I also want to add that I don't think yeast kill themselves in their own waste, yes, their numbers most likely are reduced but at some point of saturation, they spore or preserve themselve for more inviting enviromental changes, and their byproducts will help protect them until conditions change. Anyone test that hooch in the back of the fridge for alcohol content? And those bugs on the bottom can often be revived after a few days of TLC.
And a starter is symbiotic wouldn't that be damaging the starter? Or making it unhealthy? If the wild yeasts in a starter thrive in these conditions wouldn't it be counterproductive?
And if someone wants only yeasts why not bake with yeast or yeast water?
Acid washing wouldn't kill all the bacteria - only some of them. Kill rate would be defined by duration.

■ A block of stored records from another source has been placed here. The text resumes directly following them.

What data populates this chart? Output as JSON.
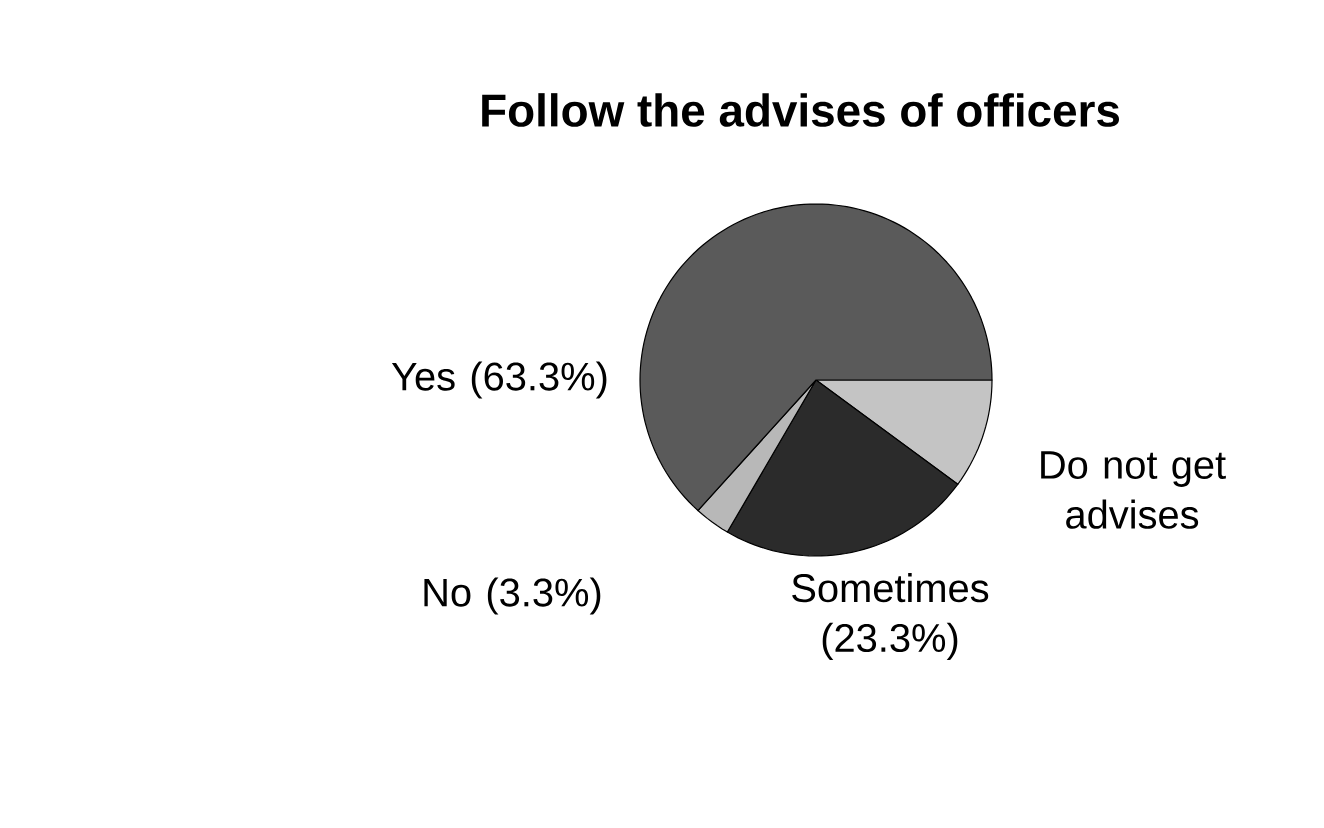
{
  "chart_data": {
    "type": "pie",
    "title": "Follow the advises of officers",
    "categories": [
      "Do not get advises",
      "Sometimes",
      "No",
      "Yes"
    ],
    "values": [
      10.1,
      23.3,
      3.3,
      63.3
    ],
    "value_labels": [
      null,
      "(23.3%)",
      "(3.3%)",
      "(63.3%)"
    ],
    "colors": [
      "#c4c4c4",
      "#2b2b2b",
      "#b8b8b8",
      "#5a5a5a"
    ]
  }
}
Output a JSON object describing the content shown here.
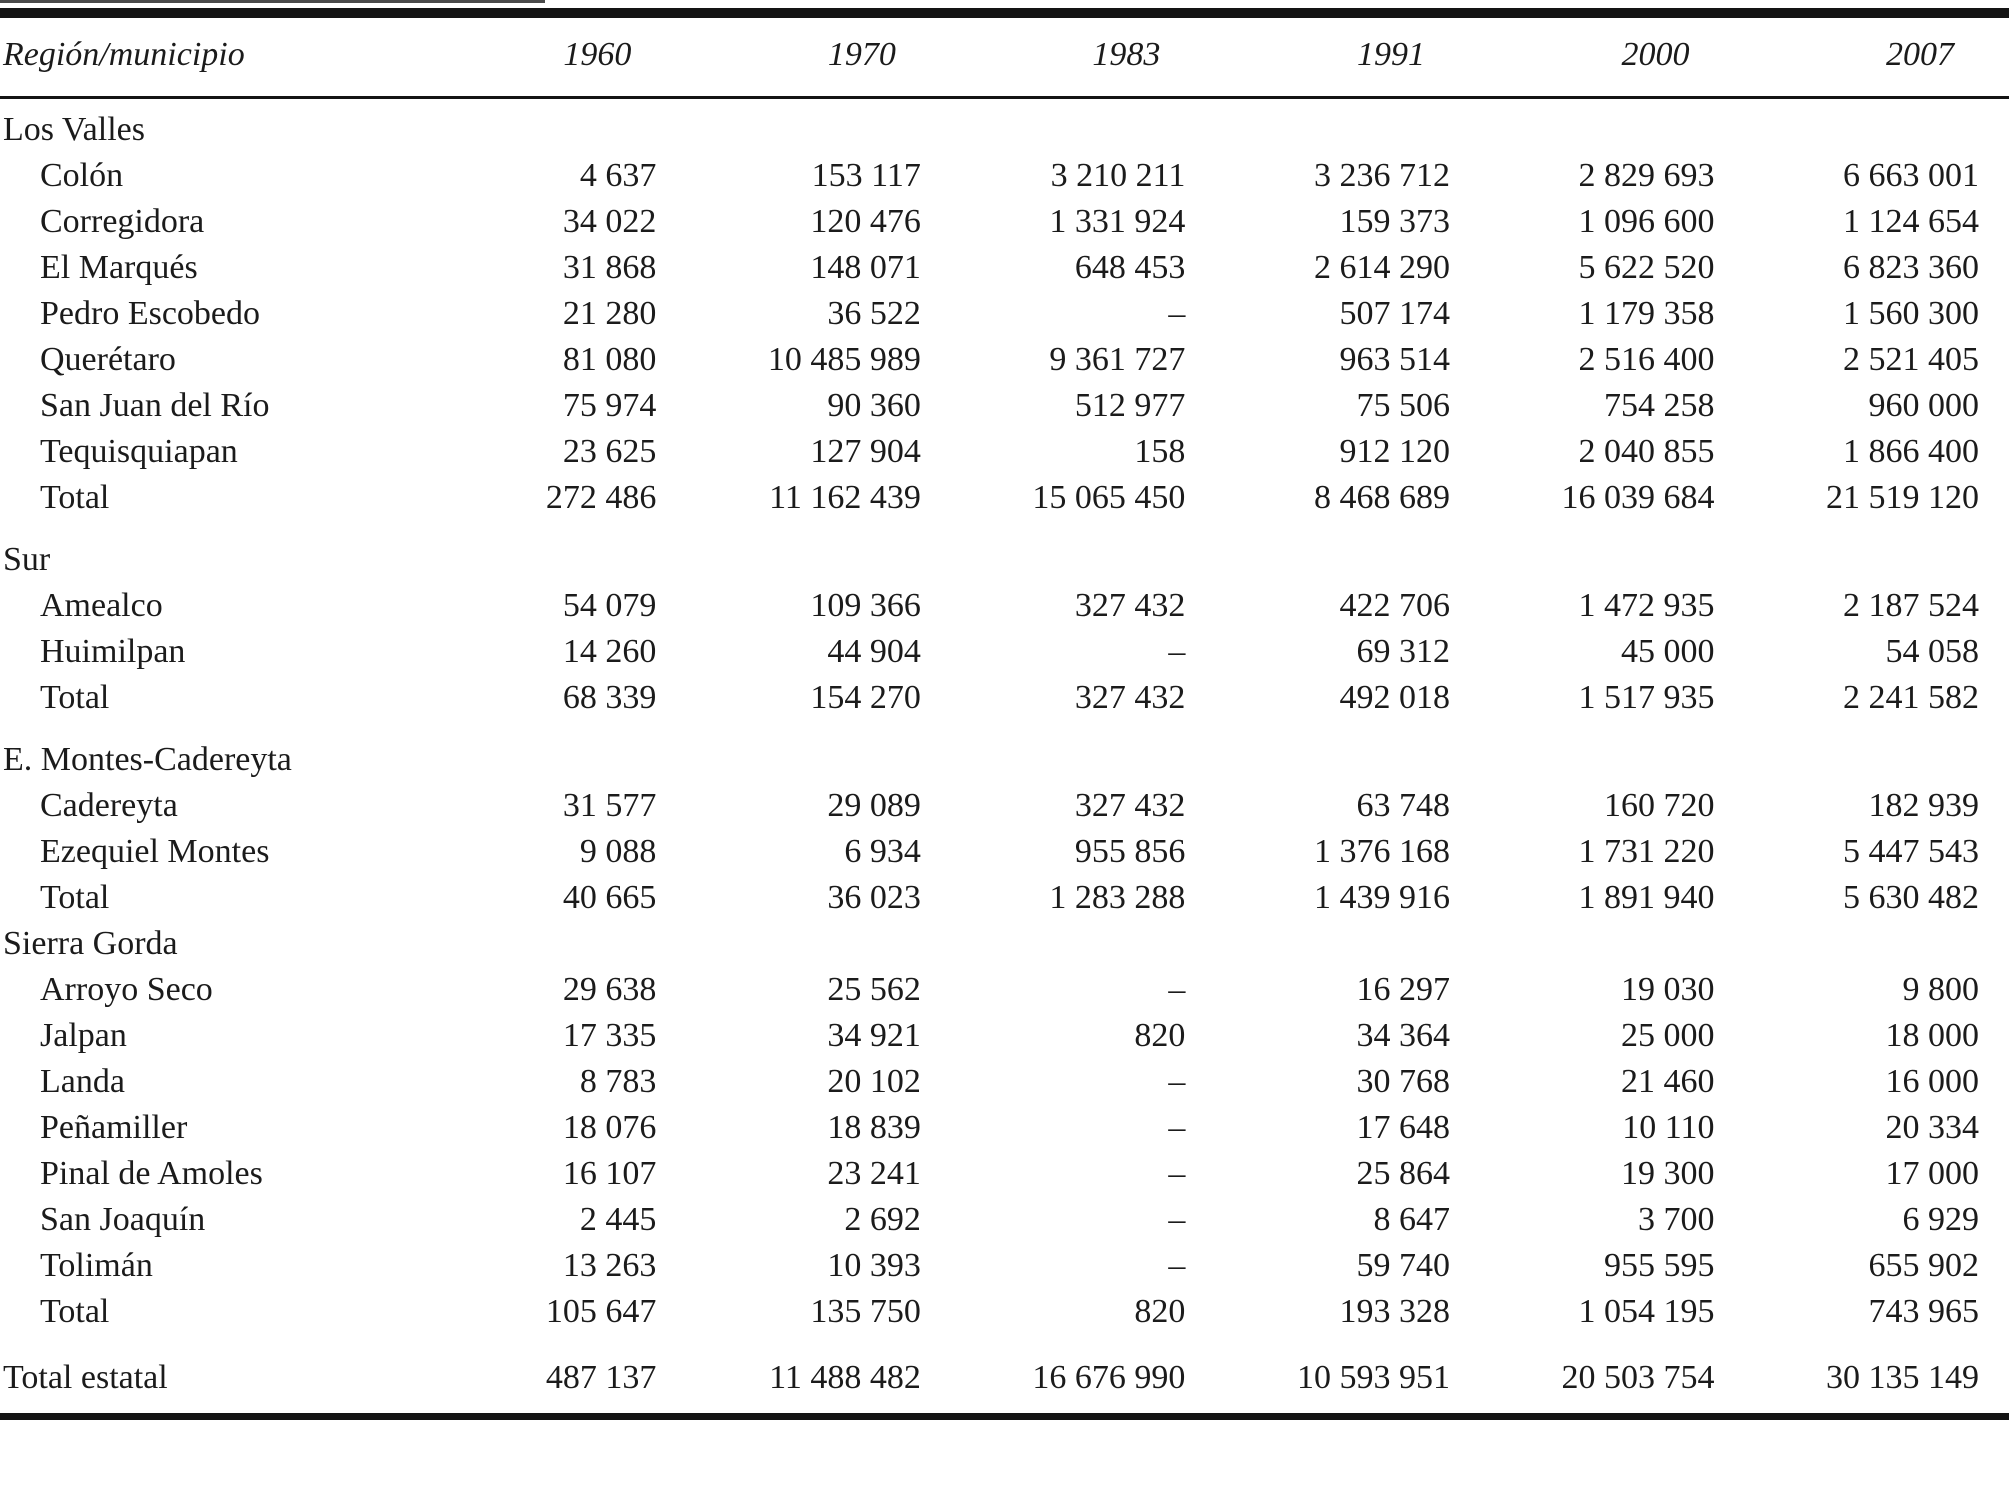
{
  "colors": {
    "background": "#ffffff",
    "text": "#1b1b1b",
    "rule": "#141414"
  },
  "table": {
    "columns": [
      "Región/municipio",
      "1960",
      "1970",
      "1983",
      "1991",
      "2000",
      "2007"
    ],
    "missing_marker": "–",
    "rows": [
      {
        "type": "section",
        "spaced": false,
        "label": "Los Valles",
        "values": [
          "",
          "",
          "",
          "",
          "",
          ""
        ]
      },
      {
        "type": "data",
        "spaced": false,
        "label": "Colón",
        "values": [
          "4 637",
          "153 117",
          "3 210 211",
          "3 236 712",
          "2 829 693",
          "6 663 001"
        ]
      },
      {
        "type": "data",
        "spaced": false,
        "label": "Corregidora",
        "values": [
          "34 022",
          "120 476",
          "1 331 924",
          "159 373",
          "1 096 600",
          "1 124 654"
        ]
      },
      {
        "type": "data",
        "spaced": false,
        "label": "El Marqués",
        "values": [
          "31 868",
          "148 071",
          "648 453",
          "2 614 290",
          "5 622 520",
          "6 823 360"
        ]
      },
      {
        "type": "data",
        "spaced": false,
        "label": "Pedro Escobedo",
        "values": [
          "21 280",
          "36 522",
          "–",
          "507 174",
          "1 179 358",
          "1 560 300"
        ]
      },
      {
        "type": "data",
        "spaced": false,
        "label": "Querétaro",
        "values": [
          "81 080",
          "10 485 989",
          "9 361 727",
          "963 514",
          "2 516 400",
          "2 521 405"
        ]
      },
      {
        "type": "data",
        "spaced": false,
        "label": "San Juan del Río",
        "values": [
          "75 974",
          "90 360",
          "512 977",
          "75 506",
          "754 258",
          "960 000"
        ]
      },
      {
        "type": "data",
        "spaced": false,
        "label": "Tequisquiapan",
        "values": [
          "23 625",
          "127 904",
          "158",
          "912 120",
          "2 040 855",
          "1 866 400"
        ]
      },
      {
        "type": "total",
        "spaced": false,
        "label": "Total",
        "values": [
          "272 486",
          "11 162 439",
          "15 065 450",
          "8 468 689",
          "16 039 684",
          "21 519 120"
        ]
      },
      {
        "type": "section",
        "spaced": true,
        "label": "Sur",
        "values": [
          "",
          "",
          "",
          "",
          "",
          ""
        ]
      },
      {
        "type": "data",
        "spaced": false,
        "label": "Amealco",
        "values": [
          "54 079",
          "109 366",
          "327 432",
          "422 706",
          "1 472 935",
          "2 187 524"
        ]
      },
      {
        "type": "data",
        "spaced": false,
        "label": "Huimilpan",
        "values": [
          "14 260",
          "44 904",
          "–",
          "69 312",
          "45 000",
          "54 058"
        ]
      },
      {
        "type": "total",
        "spaced": false,
        "label": "Total",
        "values": [
          "68 339",
          "154 270",
          "327 432",
          "492 018",
          "1 517 935",
          "2 241 582"
        ]
      },
      {
        "type": "section",
        "spaced": true,
        "label": "E. Montes-Cadereyta",
        "values": [
          "",
          "",
          "",
          "",
          "",
          ""
        ]
      },
      {
        "type": "data",
        "spaced": false,
        "label": "Cadereyta",
        "values": [
          "31 577",
          "29 089",
          "327 432",
          "63 748",
          "160 720",
          "182 939"
        ]
      },
      {
        "type": "data",
        "spaced": false,
        "label": "Ezequiel Montes",
        "values": [
          "9 088",
          "6 934",
          "955 856",
          "1 376 168",
          "1 731 220",
          "5 447 543"
        ]
      },
      {
        "type": "total",
        "spaced": false,
        "label": "Total",
        "values": [
          "40 665",
          "36 023",
          "1 283 288",
          "1 439 916",
          "1 891 940",
          "5 630 482"
        ]
      },
      {
        "type": "section",
        "spaced": false,
        "label": "Sierra Gorda",
        "values": [
          "",
          "",
          "",
          "",
          "",
          ""
        ]
      },
      {
        "type": "data",
        "spaced": false,
        "label": "Arroyo Seco",
        "values": [
          "29 638",
          "25 562",
          "–",
          "16 297",
          "19 030",
          "9 800"
        ]
      },
      {
        "type": "data",
        "spaced": false,
        "label": "Jalpan",
        "values": [
          "17 335",
          "34 921",
          "820",
          "34 364",
          "25 000",
          "18 000"
        ]
      },
      {
        "type": "data",
        "spaced": false,
        "label": "Landa",
        "values": [
          "8 783",
          "20 102",
          "–",
          "30 768",
          "21 460",
          "16 000"
        ]
      },
      {
        "type": "data",
        "spaced": false,
        "label": "Peñamiller",
        "values": [
          "18 076",
          "18 839",
          "–",
          "17 648",
          "10 110",
          "20 334"
        ]
      },
      {
        "type": "data",
        "spaced": false,
        "label": "Pinal de Amoles",
        "values": [
          "16 107",
          "23 241",
          "–",
          "25 864",
          "19 300",
          "17 000"
        ]
      },
      {
        "type": "data",
        "spaced": false,
        "label": "San Joaquín",
        "values": [
          "2 445",
          "2 692",
          "–",
          "8 647",
          "3 700",
          "6 929"
        ]
      },
      {
        "type": "data",
        "spaced": false,
        "label": "Tolimán",
        "values": [
          "13 263",
          "10 393",
          "–",
          "59 740",
          "955 595",
          "655 902"
        ]
      },
      {
        "type": "total",
        "spaced": false,
        "label": "Total",
        "values": [
          "105 647",
          "135 750",
          "820",
          "193 328",
          "1 054 195",
          "743 965"
        ]
      },
      {
        "type": "grand",
        "spaced": true,
        "label": "Total estatal",
        "values": [
          "487 137",
          "11 488 482",
          "16 676 990",
          "10 593 951",
          "20 503 754",
          "30 135 149"
        ]
      }
    ]
  }
}
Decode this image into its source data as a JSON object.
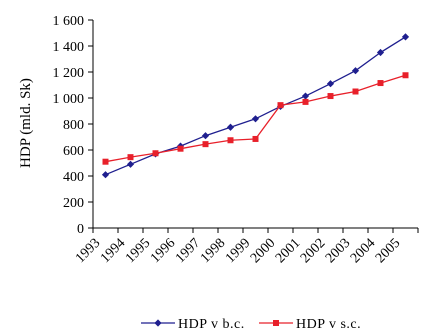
{
  "chart_data": {
    "type": "line",
    "ylabel": "HDP (mld. Sk)",
    "xlabel": "",
    "title": "",
    "x": [
      "1993",
      "1994",
      "1995",
      "1996",
      "1997",
      "1998",
      "1999",
      "2000",
      "2001",
      "2002",
      "2003",
      "2004",
      "2005"
    ],
    "y_ticks": [
      "0",
      "200",
      "400",
      "600",
      "800",
      "1 000",
      "1 200",
      "1 400",
      "1 600"
    ],
    "ylim": [
      0,
      1600
    ],
    "grid": false,
    "legend_position": "bottom",
    "series": [
      {
        "name": "HDP v b.c.",
        "color": "#1f1f8f",
        "marker": "diamond",
        "values": [
          410,
          490,
          570,
          630,
          710,
          775,
          840,
          935,
          1015,
          1110,
          1210,
          1350,
          1470
        ]
      },
      {
        "name": "HDP v s.c.",
        "color": "#e8202a",
        "marker": "square",
        "values": [
          510,
          545,
          575,
          610,
          645,
          675,
          685,
          945,
          970,
          1015,
          1050,
          1115,
          1175
        ]
      }
    ]
  }
}
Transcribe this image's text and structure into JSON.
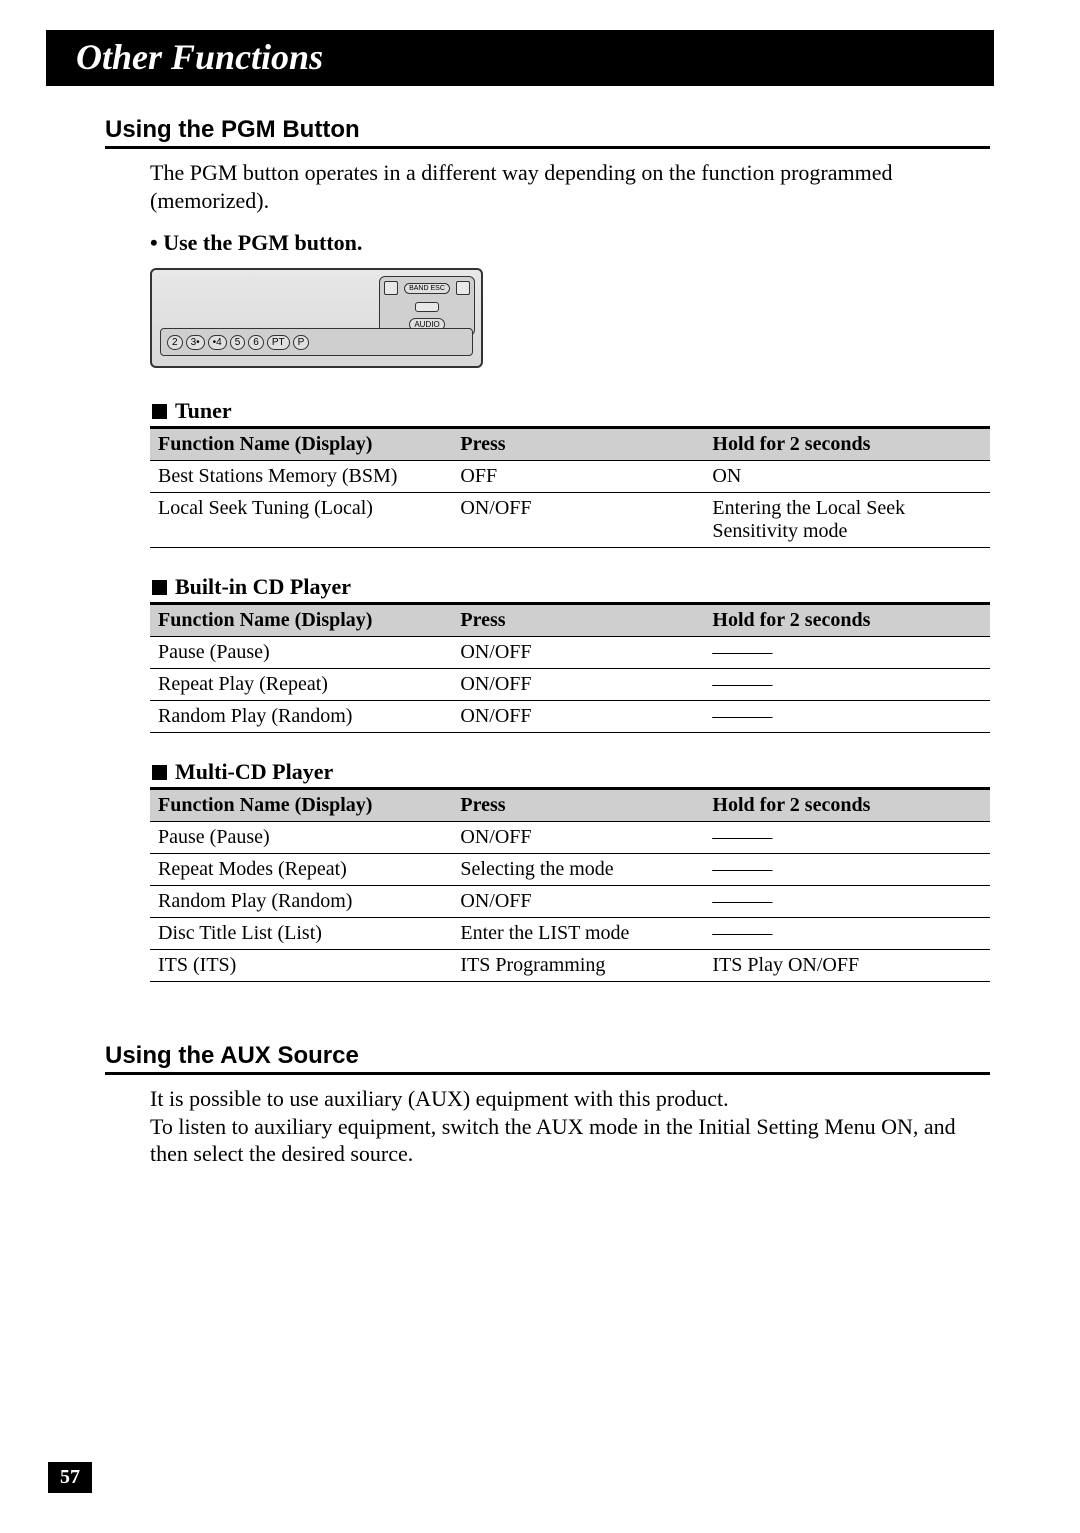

And the bacteria do 'mop them up'. So while it can be revived their numbers have dwindled. But the cold storage can preserve them.
I'm also of the opinion that spend any longer then a few days 'reviving' a starter, it's a new starter.
A strong starter, and a happy starter, is one which is in perfect symbiosis. Strong not meaning more yeasts or filling the balance in favour of yeasts. Strong is when a starter is fully functioning as it's supposed to do. Flavour is a balance of fermentation.